For early detection of melanoma, finding lesion borders is the first and key step of the diagnosis since the border structure provides life saving information for accurate diagnosis. Currently, dermatologists draw borders manually which is described as tedious and time consuming. That is where computer-aided border detection of dermoscopy images comes in to the picture. Detecting melanoma early is critical because the melanoma not detected early can be fatal. Also, speed is critical because of a lack of dermatologists to screen all the images. Thus, physician error increases with rapid evaluation of cases [2]. For these very reasons, automated systems would be a significant help for dermotologists. The proposed method in this study is a fully automated system. By fully automated authors mean that prior to and during the processing there is no human intervention in the system. The purpose with this system is to increase dermotologist’s comfort level with his/her decision; however, a dermatologist always constitutes the final decision on the subject.
Background
Differentiating or partitioning objects from background or other objects on an image is called image segmentation. Solutions to the image segmentation have widespread applications in various fields; including medical diagnosis and treatment. Plenty of methods have been generated for grayscale and color image segmentations [3-6]. Four popular approaches [7] for image segmentation are: edge-based methods, threshold techniques [8], neighborhood-based techniques, graph-based methods [9,10], and cluster-based methods. Edge based techniques investigate discontinuities in image whereas neighborhood-based methods examine the similarity (neighborhoods) among different regions. Threshold methods identify different parts of an image by combining peaks and valleys of 1D or 3D histograms (RGB). Also, there exists numerous innovative graph-based image segmentation approaches in the literature. Shi et al. 1997-1998 [9,10] treated segmentation as a graph partitioning problem, and proposed a novel unbiased measure for segregating subgroups of a graph, known as the Normalized Cut criterion. More recently, Felzenszwalb et al. [11] developed another segmentation technique by defining a predicate for the existence of boundaries between regions, utilizing graph-based representations of images. In this study; however, we focus on cluster-based segmentation methods. In cluster-based methods, individual image pixels are considered as general data samples and assumed correspondence between homogeneous image regions and clusters in the spectral domain.

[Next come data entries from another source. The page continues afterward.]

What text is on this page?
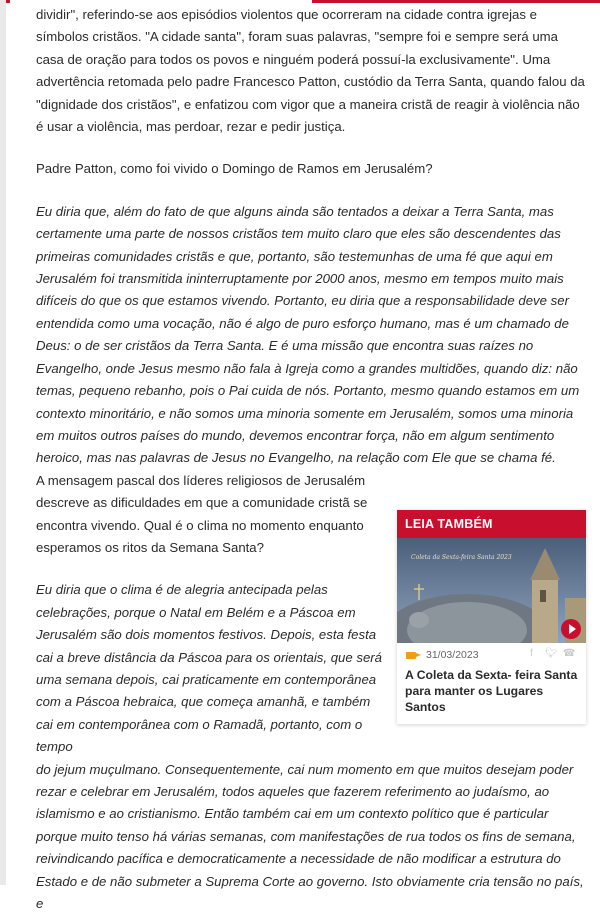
dividir", referindo-se aos episódios violentos que ocorreram na cidade contra igrejas e símbolos cristãos. "A cidade santa", foram suas palavras, "sempre foi e sempre será uma casa de oração para todos os povos e ninguém poderá possuí-la exclusivamente". Uma advertência retomada pelo padre Francesco Patton, custódio da Terra Santa, quando falou da "dignidade dos cristãos", e enfatizou com vigor que a maneira cristã de reagir à violência não é usar a violência, mas perdoar, rezar e pedir justiça.

Padre Patton, como foi vivido o Domingo de Ramos em Jerusalém?

Eu diria que, além do fato de que alguns ainda são tentados a deixar a Terra Santa, mas certamente uma parte de nossos cristãos tem muito claro que eles são descendentes das primeiras comunidades cristãs e que, portanto, são testemunhas de uma fé que aqui em Jerusalém foi transmitida ininterruptamente por 2000 anos, mesmo em tempos muito mais difíceis do que os que estamos vivendo. Portanto, eu diria que a responsabilidade deve ser entendida como uma vocação, não é algo de puro esforço humano, mas é um chamado de Deus: o de ser cristãos da Terra Santa. E é uma missão que encontra suas raízes no Evangelho, onde Jesus mesmo não fala à Igreja como a grandes multidões, quando diz: não temas, pequeno rebanho, pois o Pai cuida de nós. Portanto, mesmo quando estamos em um contexto minoritário, e não somos uma minoria somente em Jerusalém, somos uma minoria em muitos outros países do mundo, devemos encontrar força, não em algum sentimento heroico, mas nas palavras de Jesus no Evangelho, na relação com Ele que se chama fé.

A mensagem pascal dos líderes religiosos de Jerusalém descreve as dificuldades em que a comunidade cristã se encontra vivendo. Qual é o clima no momento enquanto esperamos os ritos da Semana Santa?

Eu diria que o clima é de alegria antecipada pelas celebrações, porque o Natal em Belém e a Páscoa em Jerusalém são dois momentos festivos. Depois, esta festa cai a breve distância da Páscoa para os orientais, que será uma semana depois, cai praticamente em contemporânea com a Páscoa hebraica, que começa amanhã, e também cai em contemporânea com o Ramadã, portanto, com o tempo

do jejum muçulmano. Consequentemente, cai num momento em que muitos desejam poder rezar e celebrar em Jerusalém, todos aqueles que fazerem referimento ao judaísmo, ao islamismo e ao cristianismo. Então também cai em um contexto político que é particular porque muito tenso há várias semanas, com manifestações de rua todos os fins de semana, reivindicando pacífica e democraticamente a necessidade de não modificar a estrutura do Estado e de não submeter a Suprema Corte ao governo. Isto obviamente cria tensão no país, e

LEIA TAMBÉM
Coleta da Sexta-feira Santa 2023
31/03/2023	f 🐦︎ ☎
A Coleta da Sexta- feira Santa para manter os Lugares Santos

Dermoscopy involves optical magnification of the region-of-interest, which makes subsurface structures more easily visible when compared to conventional macroscopic images [12]. This in turn improves screening characteristics and provides greater differentiation between difficult lesions such as pigmented Spitz nevi and small, clinically equivocal lesions [13]. However, it has also been demonstrated that dermoscopy may actually lower the diagnostic accuracy in the hands of an inexperienced dermatologists [14]. Therefore, novel computerized image understanding frameworks are needed to minimize the diagnostic errors that result from the difficulty and subjectivity of visual interpretations [15,16].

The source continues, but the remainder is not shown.